The book starts out by giving the parameters of the nest to the reader in some detail, BUT with some details LEFT OUT! What a great twist, as we will learn later when we find out that the bottom of the nest is made entirely of white birch bark instead of twigs, leaves, and brambles. What a revelation! It changes the course of the novel in so many ways.

Now, one of the other requirements for being in the nest with other straight white men of a certain ilk is that you be toilet trained. I don't know how many of you are toilet trained straight white men of a certain ilk, but if you are, and if this club were real instead of part of my novel, this would be something you could get involved with. Just something to think about. It is an interesting thought. No one can deny that because it is FACT and you can't monkey around with facts. It just isn't done.

We are introduced to our main character in the first chapter. His name is Ted and he is what is referred to as a wrangler. His job is to go out looking for straight white men of a certain ilk who might be interested in being naked with him inside a nest-like structure. He does this by going out to various bars and clubs and asking a lot of intrusive questions of the people he runs into. We also learn that another wrangler from another nest-like structure is ultimately responsible for the behavior of the famous Woody Allen. As the story goes, this wrangler ran into Woody at a Hollywood party and began asking him intrusive questions to try to determine if he was the kind of man who he could convince to get into the nest with him after removing all of his clothing. One of the questions he asked was, "Do you watch Married With Children?" And Woody misunderstood and thought he said "Wouldn't you like to marry children?" And the rest, they say, is history.

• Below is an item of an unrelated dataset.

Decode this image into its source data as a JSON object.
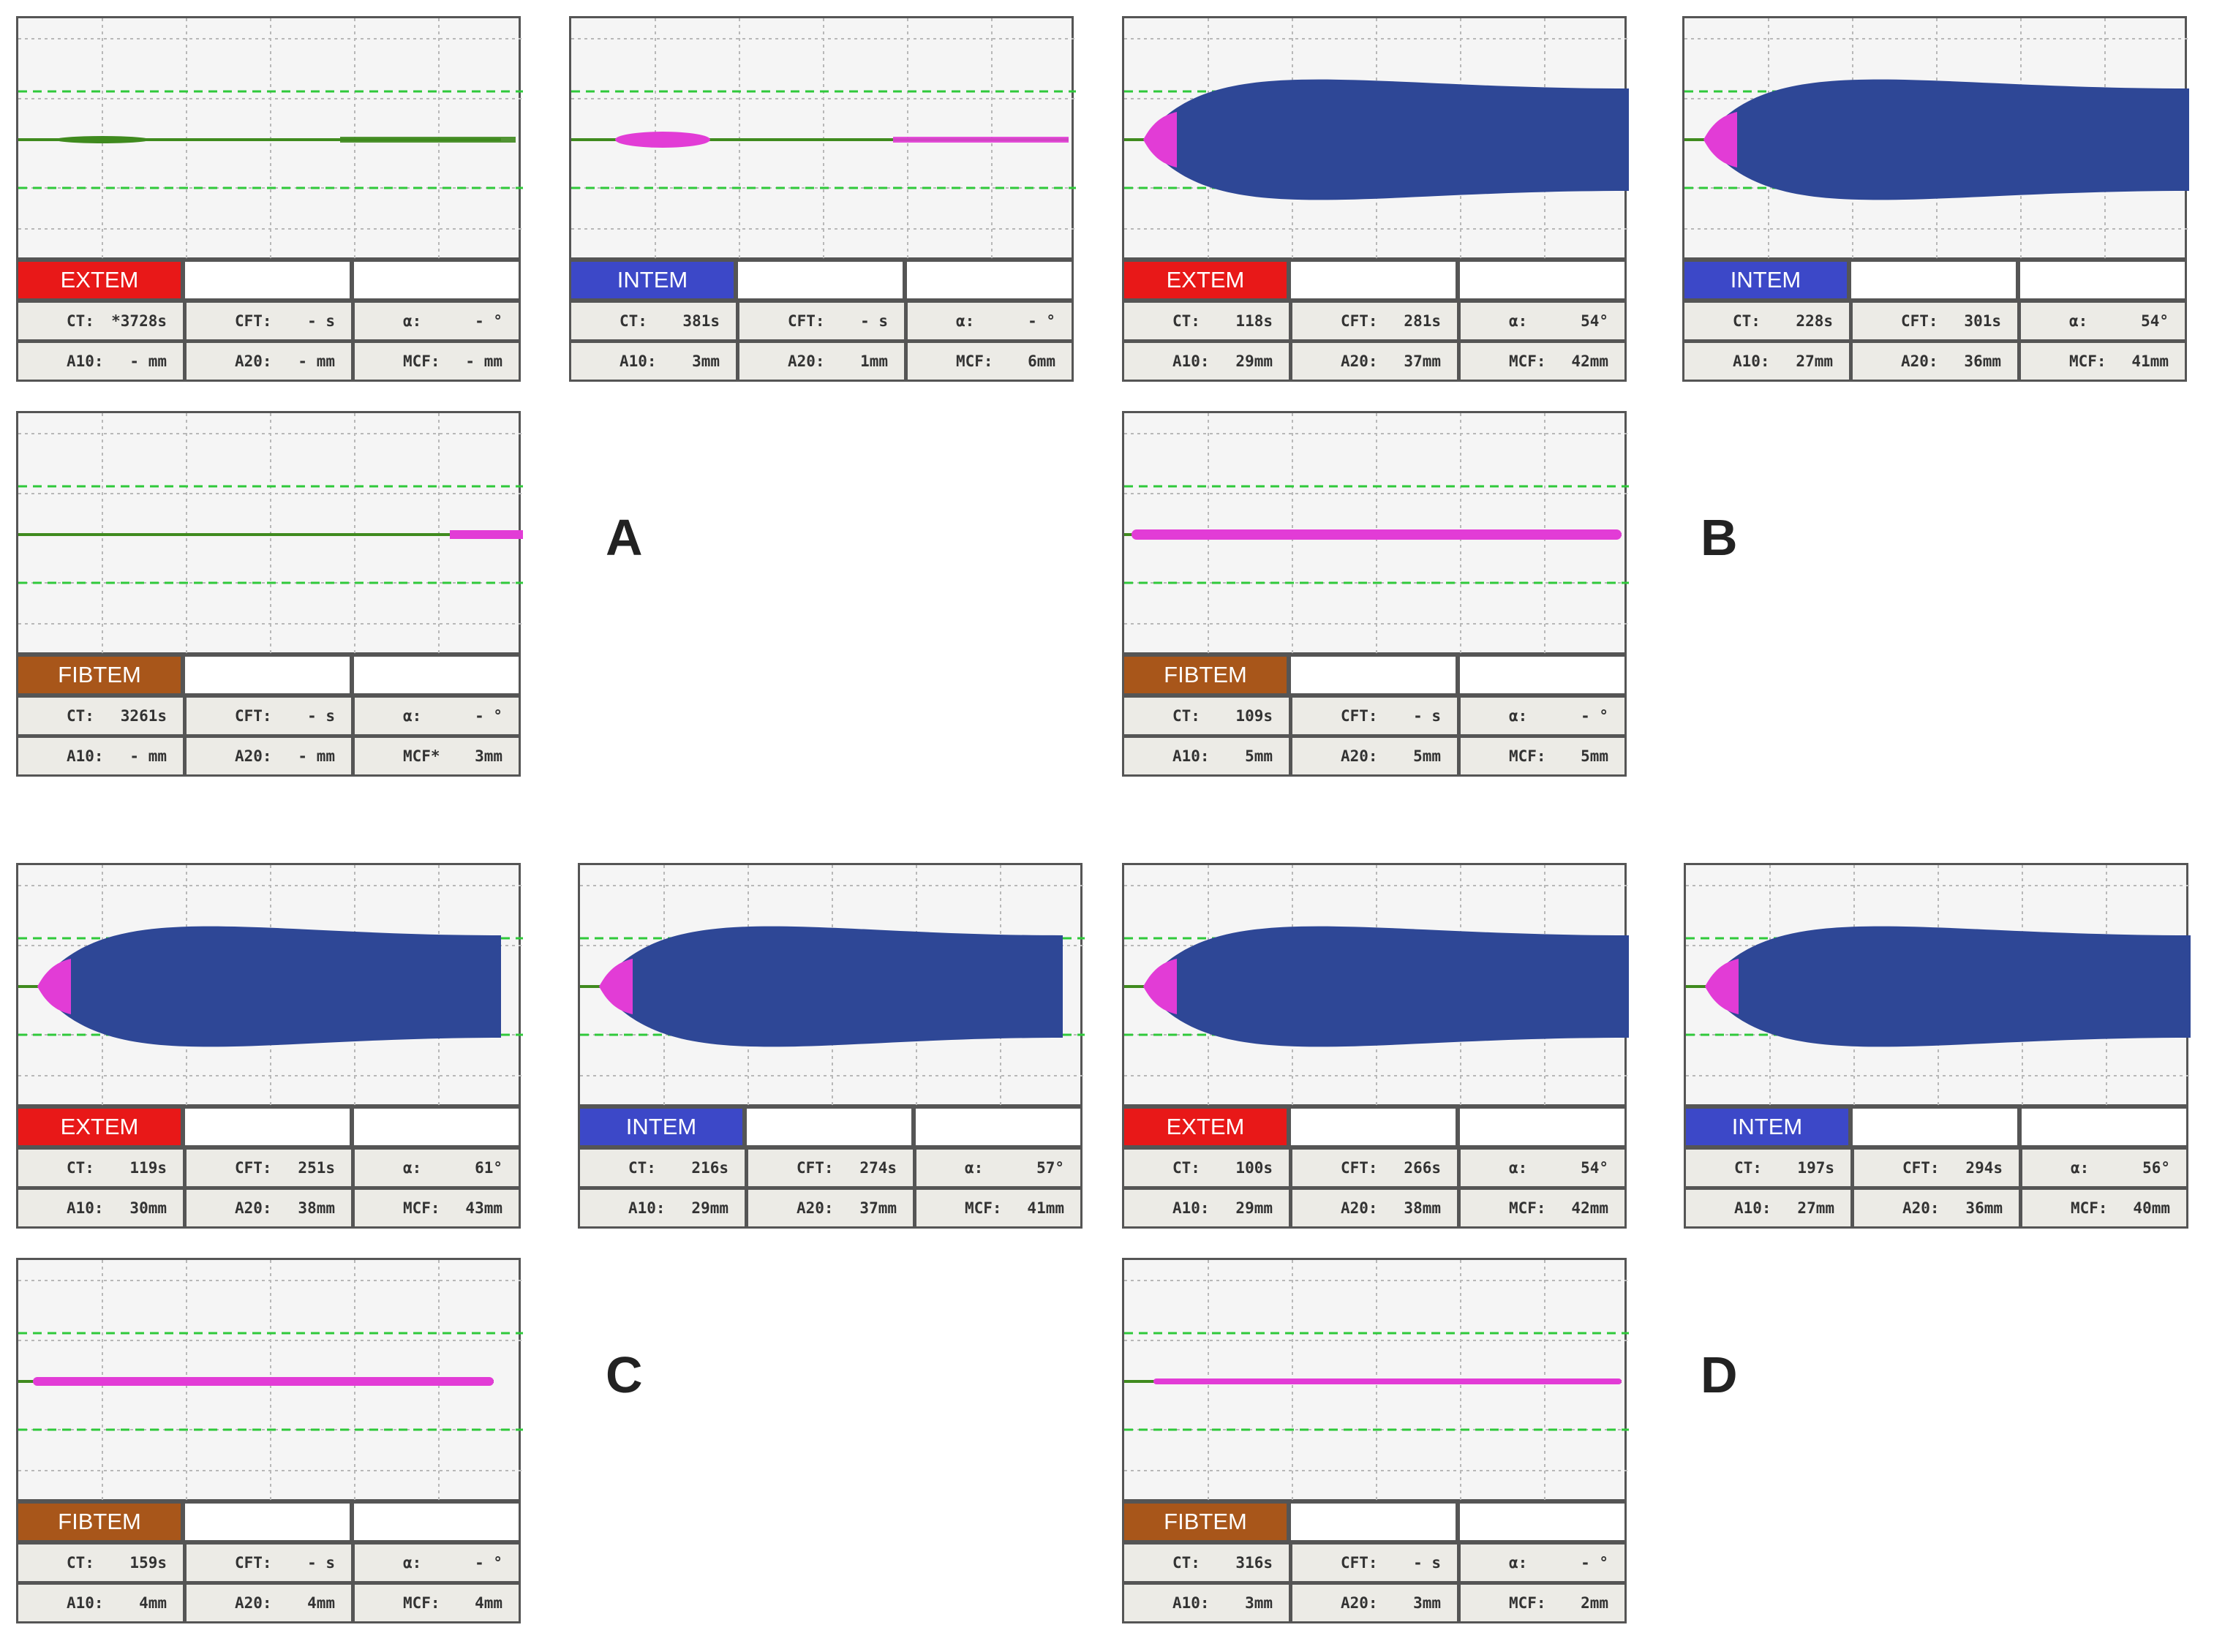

Anyway, that is only alluded to in the novel, but it does help show the storied history of these "nudity nests." Good stuff.

We have our first dramatic moment of tension in the book when Ted is out at a bar and he sits down next to a man who resists his questions and instead turns the tables and begins asking Ted intrusive questions. This is such an amazing plot twist. Wholly remarkable, I'd say. And so, here is Ted, bewildered by this turn of events and not knowing what to do. How do you handle a situation like this? You lure the person outside and give him a beat down. It only makes sense.

So, what Ted does is pretend he's had too much to drink and asks this guy with the intrusive questions if he'll help him outside and hail a cab for him. When the intrusive man agrees and they get outside, Ted reveals he is not drunk at all and pistol whips the man right there in front of the bar for God and alcoholics to see. Good stuff.

We continue to follow Ted's adventures, and in each chapter we see him go out looking to wrangle straight white men of a certain ilk who might entertain the idea of being naked in a nest-like structure with other straight white men of a certain ilk. They all start out that way, and then we see the dramatic interplay of the newcomer with the characters we've gotten to know in the previous chapters. Those straight white men of a certain ilk become part of the whole nudity nest culture and become one with their chosen nesting grounds, i.e. they are still in the nest when the next straight white man is wrangled. It becomes a kind of brotherhood, although it can clearly be argued that it isn't really that at all.

This sort of thing carries us through the first 2/3 of the novel, and then we get a conflict. Some working class slobs are staging some kind of protest because they are opposed to being forced to work twenty-four hours a day, seven days a week, in a 19th century textile mill (which is at one point referred to jokingly by men who are in the nest as a testicle mill - hilarious stuff). The men rise up from the nudity nest and spring into action after quickly throwing on nice suits. The end result is, as they say, quite predictable. This lends a strong sensation of realism to the book, almost like you are watching the news on television instead of reading a novel.

I don't want to reveal the dramatic conclusion, but I will say that it offers a twist that NO ONE will expect. I'm now looking forward to writing it.

Look for it at booksellers who sell Random House books next year.